Since his election, there have been mounting allegations regarding Donald Trump’s eligibility to run. A group called Free Speech for People sent letters to all 50 state election officials urging them to disqualify him on grounds that he participated in an insurrection and thus should not run for office.
Some Democratic candidates for governor have supported these challenges, while many others have denounced them as politically motivated and unconstitutional. Chris Sununu, Republican governor of New Hampshire, noted that any attempt to remove Trump from the ballot “distorts every concept of constitutional due process this country has upheld for 200 years”. California Secretary of State has yet to make her position clear but could potentially resist such efforts.
The Anti-Insurrection Clause of the 14th Amendment
Passed after the Civil War ended and approved by three-fourths of states two years later, Section 3 of the 14th Amendment prohibited anyone who supported secession from holding federal office. Although most former Confederate officials were later eligible to run again under an amnesty act of 1872, several hundred still remained disqualified for service.
Now, a few states are rising to meet this challenge. On 19 December, Colorado Supreme Court ruled that Donald Trump cannot appear on their 2024 ballot under Section 3. Maine’s top election official issued similar ruling a few days later; however, their ruling is currently on hold pending appeal.

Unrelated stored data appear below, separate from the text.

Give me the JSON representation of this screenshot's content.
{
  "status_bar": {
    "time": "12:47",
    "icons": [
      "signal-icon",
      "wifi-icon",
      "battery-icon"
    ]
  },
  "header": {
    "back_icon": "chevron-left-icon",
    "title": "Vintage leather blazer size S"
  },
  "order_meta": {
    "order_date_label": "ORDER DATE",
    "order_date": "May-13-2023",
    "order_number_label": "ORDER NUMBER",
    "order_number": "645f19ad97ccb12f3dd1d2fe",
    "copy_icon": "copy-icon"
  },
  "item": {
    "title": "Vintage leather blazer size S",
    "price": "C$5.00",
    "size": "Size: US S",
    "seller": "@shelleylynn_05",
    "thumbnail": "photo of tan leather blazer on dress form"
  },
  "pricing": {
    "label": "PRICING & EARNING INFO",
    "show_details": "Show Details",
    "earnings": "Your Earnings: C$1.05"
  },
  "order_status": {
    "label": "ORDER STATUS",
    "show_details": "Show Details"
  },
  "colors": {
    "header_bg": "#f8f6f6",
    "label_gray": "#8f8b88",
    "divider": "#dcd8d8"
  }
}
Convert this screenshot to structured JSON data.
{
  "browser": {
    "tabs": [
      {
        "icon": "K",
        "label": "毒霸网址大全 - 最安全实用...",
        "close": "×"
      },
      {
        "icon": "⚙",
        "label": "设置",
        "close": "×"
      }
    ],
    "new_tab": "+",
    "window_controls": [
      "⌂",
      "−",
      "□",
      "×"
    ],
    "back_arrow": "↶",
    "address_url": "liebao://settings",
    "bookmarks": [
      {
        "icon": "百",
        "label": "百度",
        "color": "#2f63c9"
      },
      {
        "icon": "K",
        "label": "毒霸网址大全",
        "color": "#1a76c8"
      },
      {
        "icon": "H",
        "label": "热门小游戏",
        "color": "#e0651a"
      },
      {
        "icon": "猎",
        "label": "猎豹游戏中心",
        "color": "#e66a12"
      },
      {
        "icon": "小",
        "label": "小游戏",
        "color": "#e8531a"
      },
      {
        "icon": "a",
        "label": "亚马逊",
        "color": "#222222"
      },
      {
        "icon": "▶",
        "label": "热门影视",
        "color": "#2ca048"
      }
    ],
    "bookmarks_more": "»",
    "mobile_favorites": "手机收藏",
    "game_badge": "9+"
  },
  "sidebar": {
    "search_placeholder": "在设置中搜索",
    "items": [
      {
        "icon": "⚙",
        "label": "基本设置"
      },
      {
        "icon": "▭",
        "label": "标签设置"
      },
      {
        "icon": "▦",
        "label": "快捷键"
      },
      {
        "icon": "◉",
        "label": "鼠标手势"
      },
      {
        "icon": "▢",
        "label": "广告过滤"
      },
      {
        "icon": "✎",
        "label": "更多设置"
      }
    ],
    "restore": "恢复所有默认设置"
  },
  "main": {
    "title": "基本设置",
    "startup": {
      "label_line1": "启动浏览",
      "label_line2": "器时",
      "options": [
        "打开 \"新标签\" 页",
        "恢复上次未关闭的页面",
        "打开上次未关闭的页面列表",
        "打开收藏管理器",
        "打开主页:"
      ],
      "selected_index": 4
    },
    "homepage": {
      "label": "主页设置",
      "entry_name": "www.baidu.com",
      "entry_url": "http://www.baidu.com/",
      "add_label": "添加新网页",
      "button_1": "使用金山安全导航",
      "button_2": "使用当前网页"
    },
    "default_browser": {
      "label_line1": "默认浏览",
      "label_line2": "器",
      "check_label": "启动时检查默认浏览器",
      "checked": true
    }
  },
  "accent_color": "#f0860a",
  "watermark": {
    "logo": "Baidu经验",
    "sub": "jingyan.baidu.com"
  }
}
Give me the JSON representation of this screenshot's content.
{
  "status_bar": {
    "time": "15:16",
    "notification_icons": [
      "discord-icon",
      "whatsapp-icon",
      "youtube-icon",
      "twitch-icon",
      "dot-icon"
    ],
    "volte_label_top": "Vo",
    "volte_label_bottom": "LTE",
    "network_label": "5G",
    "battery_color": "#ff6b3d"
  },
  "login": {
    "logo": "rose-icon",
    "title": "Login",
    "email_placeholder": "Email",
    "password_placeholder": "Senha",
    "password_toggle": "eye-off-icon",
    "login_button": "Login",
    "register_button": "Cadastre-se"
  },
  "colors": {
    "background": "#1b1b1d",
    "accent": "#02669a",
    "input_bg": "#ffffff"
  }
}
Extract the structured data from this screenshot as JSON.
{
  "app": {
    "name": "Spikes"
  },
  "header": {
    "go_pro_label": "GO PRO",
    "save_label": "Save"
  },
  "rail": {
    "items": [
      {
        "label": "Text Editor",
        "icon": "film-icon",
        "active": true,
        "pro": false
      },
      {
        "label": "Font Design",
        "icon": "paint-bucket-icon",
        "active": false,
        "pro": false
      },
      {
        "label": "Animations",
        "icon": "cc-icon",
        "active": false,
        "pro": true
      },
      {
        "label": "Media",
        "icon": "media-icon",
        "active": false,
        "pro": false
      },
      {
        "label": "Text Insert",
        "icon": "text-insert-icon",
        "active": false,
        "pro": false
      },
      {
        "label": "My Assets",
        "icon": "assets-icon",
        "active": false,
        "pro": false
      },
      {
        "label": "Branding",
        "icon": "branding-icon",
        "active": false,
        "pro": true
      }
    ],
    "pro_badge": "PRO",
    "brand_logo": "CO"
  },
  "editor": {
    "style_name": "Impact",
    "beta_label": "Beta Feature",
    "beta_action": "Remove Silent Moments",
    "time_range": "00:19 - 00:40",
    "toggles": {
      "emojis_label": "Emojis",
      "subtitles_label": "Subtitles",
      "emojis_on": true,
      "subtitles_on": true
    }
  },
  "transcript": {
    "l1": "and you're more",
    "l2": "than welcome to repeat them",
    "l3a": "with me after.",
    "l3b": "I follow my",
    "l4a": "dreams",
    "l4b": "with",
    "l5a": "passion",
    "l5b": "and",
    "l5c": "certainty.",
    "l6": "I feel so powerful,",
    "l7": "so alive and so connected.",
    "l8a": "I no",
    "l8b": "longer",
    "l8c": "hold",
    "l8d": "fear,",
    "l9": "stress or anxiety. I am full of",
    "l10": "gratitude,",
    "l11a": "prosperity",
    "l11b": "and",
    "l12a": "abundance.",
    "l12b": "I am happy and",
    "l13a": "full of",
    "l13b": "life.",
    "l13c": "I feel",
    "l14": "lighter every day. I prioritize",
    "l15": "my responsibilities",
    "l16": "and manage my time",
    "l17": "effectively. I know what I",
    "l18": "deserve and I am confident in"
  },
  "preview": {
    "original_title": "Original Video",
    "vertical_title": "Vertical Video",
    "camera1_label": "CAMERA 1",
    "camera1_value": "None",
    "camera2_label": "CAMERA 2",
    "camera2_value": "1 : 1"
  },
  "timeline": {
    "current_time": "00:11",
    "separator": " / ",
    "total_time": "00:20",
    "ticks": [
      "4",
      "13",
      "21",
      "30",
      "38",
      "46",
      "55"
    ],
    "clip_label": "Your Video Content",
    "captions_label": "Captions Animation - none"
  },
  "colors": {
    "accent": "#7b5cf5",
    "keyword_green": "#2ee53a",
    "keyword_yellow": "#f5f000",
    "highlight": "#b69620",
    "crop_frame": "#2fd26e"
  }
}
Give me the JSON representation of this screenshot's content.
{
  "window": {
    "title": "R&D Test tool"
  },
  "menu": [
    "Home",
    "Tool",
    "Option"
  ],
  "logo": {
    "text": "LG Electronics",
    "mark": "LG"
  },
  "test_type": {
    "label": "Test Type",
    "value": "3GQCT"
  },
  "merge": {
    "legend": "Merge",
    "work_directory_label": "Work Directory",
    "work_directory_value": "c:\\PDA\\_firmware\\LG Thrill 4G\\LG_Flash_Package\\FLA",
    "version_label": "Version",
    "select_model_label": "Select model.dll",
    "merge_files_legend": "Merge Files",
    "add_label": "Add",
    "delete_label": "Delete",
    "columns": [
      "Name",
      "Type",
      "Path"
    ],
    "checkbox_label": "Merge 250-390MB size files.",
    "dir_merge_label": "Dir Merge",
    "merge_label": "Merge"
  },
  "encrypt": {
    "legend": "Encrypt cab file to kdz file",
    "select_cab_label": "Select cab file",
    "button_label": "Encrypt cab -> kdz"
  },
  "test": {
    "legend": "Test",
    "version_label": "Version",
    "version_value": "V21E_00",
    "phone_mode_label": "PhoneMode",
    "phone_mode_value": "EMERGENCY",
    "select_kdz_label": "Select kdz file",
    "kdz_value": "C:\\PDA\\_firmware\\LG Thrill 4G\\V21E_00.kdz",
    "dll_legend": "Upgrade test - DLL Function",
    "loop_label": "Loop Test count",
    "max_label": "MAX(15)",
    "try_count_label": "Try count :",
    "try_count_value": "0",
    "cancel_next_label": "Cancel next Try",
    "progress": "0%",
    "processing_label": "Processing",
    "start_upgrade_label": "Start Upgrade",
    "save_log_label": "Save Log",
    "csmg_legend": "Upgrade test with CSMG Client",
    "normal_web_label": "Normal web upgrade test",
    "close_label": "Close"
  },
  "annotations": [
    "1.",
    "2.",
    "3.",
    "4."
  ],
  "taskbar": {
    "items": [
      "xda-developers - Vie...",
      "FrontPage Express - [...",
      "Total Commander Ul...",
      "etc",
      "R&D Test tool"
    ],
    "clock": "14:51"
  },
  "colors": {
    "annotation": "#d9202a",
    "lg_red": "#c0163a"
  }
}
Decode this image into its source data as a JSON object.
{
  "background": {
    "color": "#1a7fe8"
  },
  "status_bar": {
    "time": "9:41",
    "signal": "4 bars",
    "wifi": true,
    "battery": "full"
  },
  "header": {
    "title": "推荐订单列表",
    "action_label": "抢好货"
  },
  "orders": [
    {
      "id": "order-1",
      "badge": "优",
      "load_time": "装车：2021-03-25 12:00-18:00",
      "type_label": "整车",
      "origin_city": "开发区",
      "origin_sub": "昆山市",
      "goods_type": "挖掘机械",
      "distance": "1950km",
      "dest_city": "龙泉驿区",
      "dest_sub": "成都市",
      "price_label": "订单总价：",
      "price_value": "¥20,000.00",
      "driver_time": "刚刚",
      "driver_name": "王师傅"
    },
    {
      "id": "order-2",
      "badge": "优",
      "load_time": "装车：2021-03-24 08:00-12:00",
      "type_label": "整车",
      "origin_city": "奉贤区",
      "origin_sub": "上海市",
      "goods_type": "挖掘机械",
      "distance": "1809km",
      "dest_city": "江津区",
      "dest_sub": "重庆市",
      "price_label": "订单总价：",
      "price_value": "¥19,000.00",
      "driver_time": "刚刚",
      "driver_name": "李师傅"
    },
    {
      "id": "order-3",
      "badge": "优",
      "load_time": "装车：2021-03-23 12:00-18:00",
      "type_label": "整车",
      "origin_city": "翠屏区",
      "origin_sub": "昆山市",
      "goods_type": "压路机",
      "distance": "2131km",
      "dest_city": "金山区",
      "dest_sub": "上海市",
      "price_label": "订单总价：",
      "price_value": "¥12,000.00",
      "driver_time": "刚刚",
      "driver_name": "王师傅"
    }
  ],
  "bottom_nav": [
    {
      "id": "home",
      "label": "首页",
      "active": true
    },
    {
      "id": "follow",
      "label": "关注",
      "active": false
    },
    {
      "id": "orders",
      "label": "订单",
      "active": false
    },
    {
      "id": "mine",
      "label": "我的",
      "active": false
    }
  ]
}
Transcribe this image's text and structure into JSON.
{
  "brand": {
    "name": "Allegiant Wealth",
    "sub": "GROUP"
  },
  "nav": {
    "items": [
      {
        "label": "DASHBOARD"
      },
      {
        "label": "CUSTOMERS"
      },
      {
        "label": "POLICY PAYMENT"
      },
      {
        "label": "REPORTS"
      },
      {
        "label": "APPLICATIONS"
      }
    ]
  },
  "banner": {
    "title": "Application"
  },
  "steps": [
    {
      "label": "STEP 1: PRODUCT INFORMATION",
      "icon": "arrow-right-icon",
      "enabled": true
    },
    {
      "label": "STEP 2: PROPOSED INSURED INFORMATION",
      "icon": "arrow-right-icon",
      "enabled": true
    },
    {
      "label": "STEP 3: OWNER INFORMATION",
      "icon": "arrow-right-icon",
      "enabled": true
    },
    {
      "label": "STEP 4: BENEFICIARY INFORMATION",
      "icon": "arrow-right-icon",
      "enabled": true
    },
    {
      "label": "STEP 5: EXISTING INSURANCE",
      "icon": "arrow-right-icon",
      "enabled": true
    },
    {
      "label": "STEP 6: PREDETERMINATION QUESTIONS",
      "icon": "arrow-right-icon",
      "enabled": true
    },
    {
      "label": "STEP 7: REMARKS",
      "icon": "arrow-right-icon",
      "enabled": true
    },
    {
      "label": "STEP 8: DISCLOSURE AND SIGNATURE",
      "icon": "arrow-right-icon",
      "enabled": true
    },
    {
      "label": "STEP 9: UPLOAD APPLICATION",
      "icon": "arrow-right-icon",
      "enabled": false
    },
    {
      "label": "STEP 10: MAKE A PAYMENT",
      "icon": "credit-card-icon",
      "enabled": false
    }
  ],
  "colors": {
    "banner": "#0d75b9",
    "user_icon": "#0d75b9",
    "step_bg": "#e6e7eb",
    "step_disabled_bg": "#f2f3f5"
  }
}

Legal dispute over Trump is focused on whether the Constitution’s “insurrection” clause, added 155 years ago, disqualifies him from public office. While long-shot, this line of argument gained steam among liberal activists and even some conservative legal scholars who saw insurrectionist elements in Trump that caused violence to erupt against the Capitol building resulting from storming it with supporters causing clashes there – however his lawyers contend Section 3 only applies to officers of the United States (a position which does not exist at present), so ultimately only the Supreme Court may rule on this issue.
The Insurrection Clause of the 14th Amendment
Though he has not been charged with insurrection, some legal experts contend that Trump’s election as president violates the insurrection clause of the Constitution. A liberal watchdog group brought one such challenge before the Supreme Court for review; Colorado and Maine courts or election officials have blocked his candidacy on grounds related to Section 3 of 14th Amendment.
This clause disqualifies candidates for public office if they swore an oath to support the Constitution but later “engaged in insurrection or rebellion against it.” Originally created to prevent former Confederates from returning to government post-Civil War, this disqualifier has rarely been invoked since.
Trump opponents claim he violated the constitution’s insurrection clause by encouraging his supporters to attack the Capitol on January 6. These legal challenges raise complex legal and historical considerations; for example, First Amendment protection protects even outrageous statements that might be considered insurrectionary in nature if true, making it impossible to prove they were made with intent to engage in it. Furthermore, no clear authority would enforce such an action – historically Congress has used insurrection clause as grounds to refuse seating members but never against a candidate for president before now.